Freedom Bank Kazakhstan received its first long‑term deposit rating from Moody’s Ratings, a Ba3 with a stable outlook, on March 18 2026. The rating marks the first time the agency has evaluated the Kazakhstani fintech‑backed bank, expanding Moody’s presence in Central Asia.

A Ba3 rating places Freedom Bank Kazakhstan in Moody’s speculative‑grade category, indicating moderate credit risk. It is the third‑highest rating within Moody’s speculative‑grade spectrum, reflecting a higher risk of default than investment‑grade peers but still acknowledging the bank’s solid financial footing.

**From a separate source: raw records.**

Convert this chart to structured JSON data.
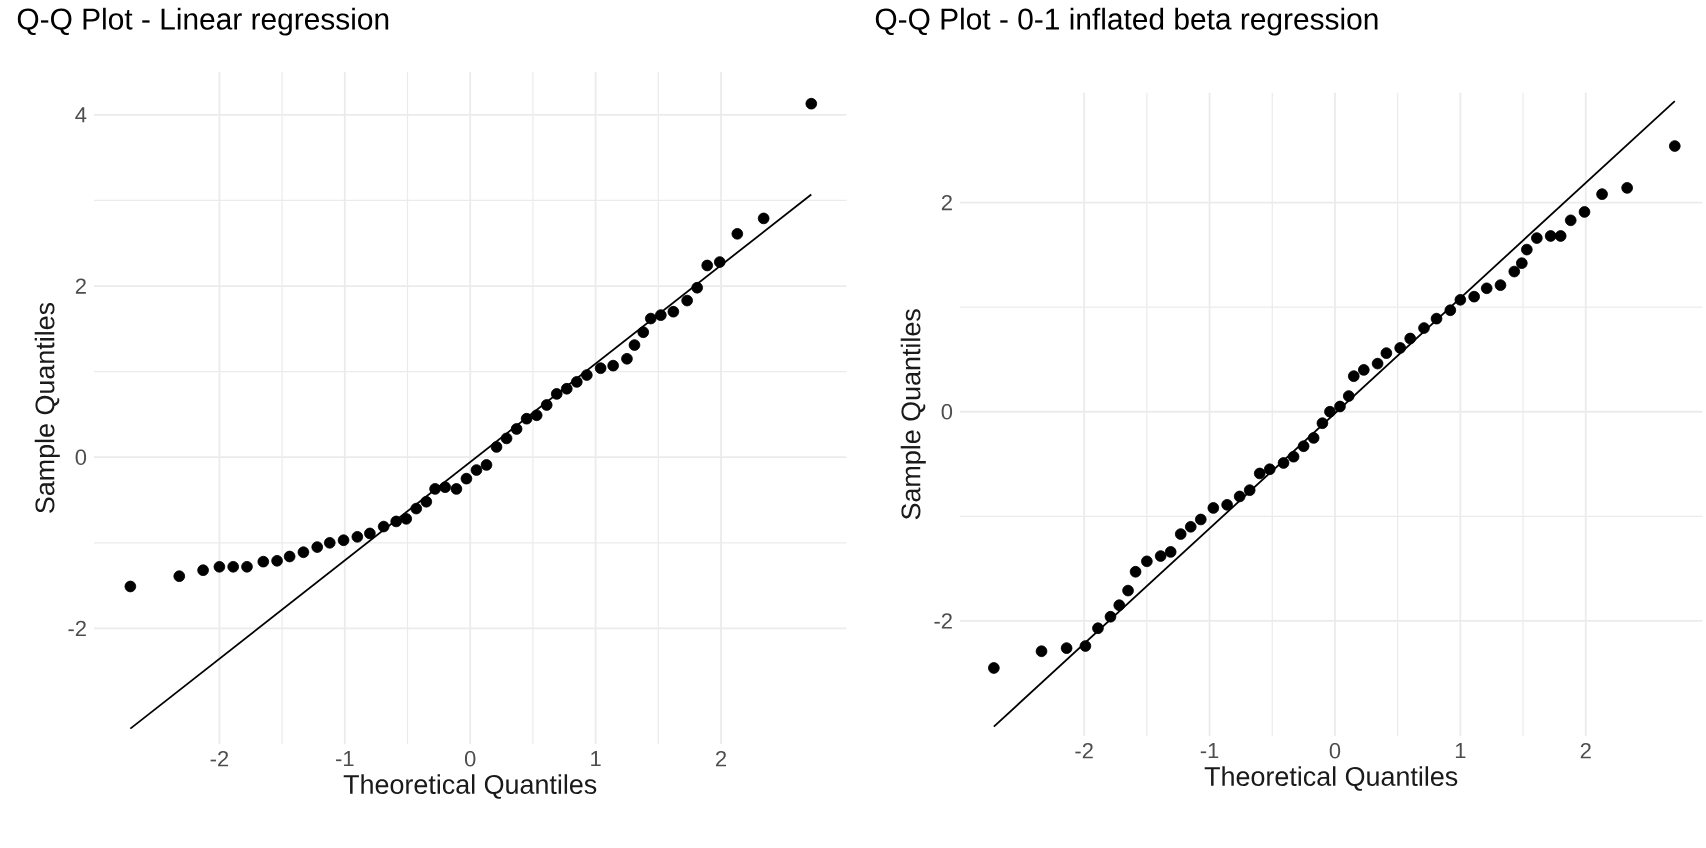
{
  "chart_data": [
    {
      "type": "scatter",
      "title": "Q-Q Plot - Linear regression",
      "xlabel": "Theoretical Quantiles",
      "ylabel": "Sample Quantiles",
      "xlim": [
        -3,
        3
      ],
      "ylim": [
        -3.35,
        4.5
      ],
      "xticks": [
        -2,
        -1,
        0,
        1,
        2
      ],
      "yticks": [
        -2,
        0,
        2,
        4
      ],
      "grid": true,
      "series": [
        {
          "color": "#000000",
          "x": [
            -2.71,
            -2.32,
            -2.13,
            -2.0,
            -1.89,
            -1.78,
            -1.65,
            -1.54,
            -1.44,
            -1.33,
            -1.22,
            -1.12,
            -1.01,
            -0.9,
            -0.8,
            -0.69,
            -0.59,
            -0.51,
            -0.43,
            -0.35,
            -0.28,
            -0.2,
            -0.11,
            -0.03,
            0.05,
            0.13,
            0.21,
            0.29,
            0.37,
            0.45,
            0.53,
            0.61,
            0.69,
            0.77,
            0.85,
            0.93,
            1.04,
            1.14,
            1.25,
            1.31,
            1.38,
            1.44,
            1.52,
            1.62,
            1.73,
            1.81,
            1.89,
            1.99,
            2.13,
            2.34,
            2.72
          ],
          "values": [
            -1.51,
            -1.39,
            -1.32,
            -1.28,
            -1.28,
            -1.28,
            -1.22,
            -1.21,
            -1.16,
            -1.11,
            -1.05,
            -1.0,
            -0.97,
            -0.93,
            -0.89,
            -0.81,
            -0.75,
            -0.72,
            -0.6,
            -0.52,
            -0.37,
            -0.35,
            -0.37,
            -0.25,
            -0.15,
            -0.09,
            0.12,
            0.22,
            0.33,
            0.45,
            0.49,
            0.61,
            0.74,
            0.8,
            0.88,
            0.96,
            1.04,
            1.07,
            1.15,
            1.31,
            1.46,
            1.62,
            1.66,
            1.7,
            1.83,
            1.98,
            2.24,
            2.28,
            2.61,
            2.79,
            4.13
          ]
        },
        {
          "type": "line",
          "color": "#000000",
          "x": [
            -2.71,
            2.72
          ],
          "values": [
            -3.17,
            3.07
          ]
        }
      ]
    },
    {
      "type": "scatter",
      "title": "Q-Q Plot - 0-1 inflated beta regression",
      "xlabel": "Theoretical Quantiles",
      "ylabel": "Sample Quantiles",
      "xlim": [
        -2.99,
        2.93
      ],
      "ylim": [
        -3.1,
        3.05
      ],
      "xticks": [
        -2,
        -1,
        0,
        1,
        2
      ],
      "yticks": [
        -2,
        0,
        2
      ],
      "grid": true,
      "series": [
        {
          "color": "#000000",
          "x": [
            -2.72,
            -2.34,
            -2.14,
            -1.99,
            -1.89,
            -1.79,
            -1.72,
            -1.65,
            -1.59,
            -1.5,
            -1.39,
            -1.31,
            -1.23,
            -1.15,
            -1.07,
            -0.97,
            -0.86,
            -0.76,
            -0.68,
            -0.6,
            -0.52,
            -0.41,
            -0.33,
            -0.25,
            -0.17,
            -0.1,
            -0.04,
            0.04,
            0.11,
            0.15,
            0.23,
            0.34,
            0.41,
            0.52,
            0.6,
            0.71,
            0.81,
            0.92,
            1.0,
            1.11,
            1.21,
            1.32,
            1.43,
            1.49,
            1.53,
            1.61,
            1.72,
            1.8,
            1.88,
            1.99,
            2.13,
            2.33,
            2.71
          ],
          "values": [
            -2.45,
            -2.29,
            -2.26,
            -2.24,
            -2.07,
            -1.96,
            -1.85,
            -1.71,
            -1.53,
            -1.43,
            -1.38,
            -1.34,
            -1.17,
            -1.1,
            -1.03,
            -0.92,
            -0.89,
            -0.81,
            -0.75,
            -0.59,
            -0.55,
            -0.49,
            -0.43,
            -0.33,
            -0.25,
            -0.11,
            0.0,
            0.05,
            0.15,
            0.34,
            0.4,
            0.46,
            0.56,
            0.61,
            0.7,
            0.8,
            0.89,
            0.97,
            1.07,
            1.1,
            1.18,
            1.21,
            1.34,
            1.42,
            1.55,
            1.66,
            1.68,
            1.68,
            1.83,
            1.91,
            2.08,
            2.14,
            2.54
          ]
        },
        {
          "type": "line",
          "color": "#000000",
          "x": [
            -2.72,
            2.71
          ],
          "values": [
            -3.01,
            2.97
          ]
        }
      ]
    }
  ]
}
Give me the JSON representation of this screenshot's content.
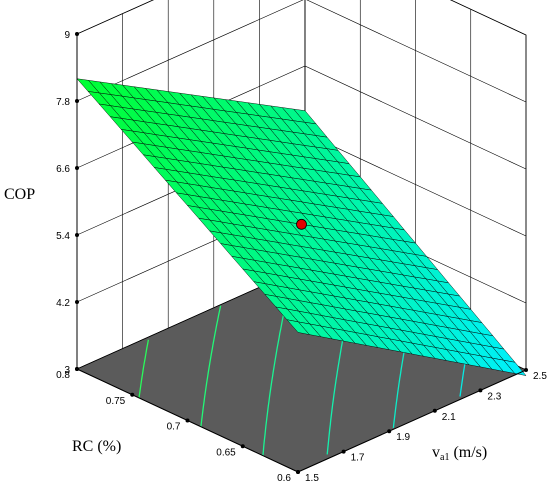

Moody’s cited several key drivers for the rating. The bank’s capitalization is strong, and its customer base and deposit portfolio have grown dynamically. The continued development of its retail and digital businesses—particularly the SuperApp platform—also contributed to the assessment. The rating reflects the bank’s role within the broader Freedom Holding Corp. ecosystem, which operates in 21 countries and has a S&P credit rating of ‘B‑’ with a stable outlook.

Freedom Bank Kazakhstan’s SuperApp has attracted 5 million users and is projected to reach 8 million, underscoring the bank’s rapid digital expansion. The parent company has recently entered Tajikistan and is pursuing acquisitions in Georgia and Turkey, positioning the group for broader regional influence.

The rating comes amid a backdrop of resilience in Kazakhstan’s banking sector. S&P Global Ratings upgraded the country’s banking industry risk assessment to group ‘7’ and affirmed the sovereign rating at ‘BBB‑/A‑3’ with a positive outlook in February 2026. Moody’s itself upgraded Kazakhstan’s sovereign rating to Baa1 with a stable outlook, signaling moderate risk for the country’s economy.

While the Ba3 rating elevates Freedom Bank Kazakhstan’s credibility and may facilitate future funding, it also places the bank in a speculative‑grade category, highlighting the higher risk associated with its high‑growth phase. The rating suggests that investors should monitor the sustainability of the bank’s business model and its ability to manage expansion‑related operational challenges.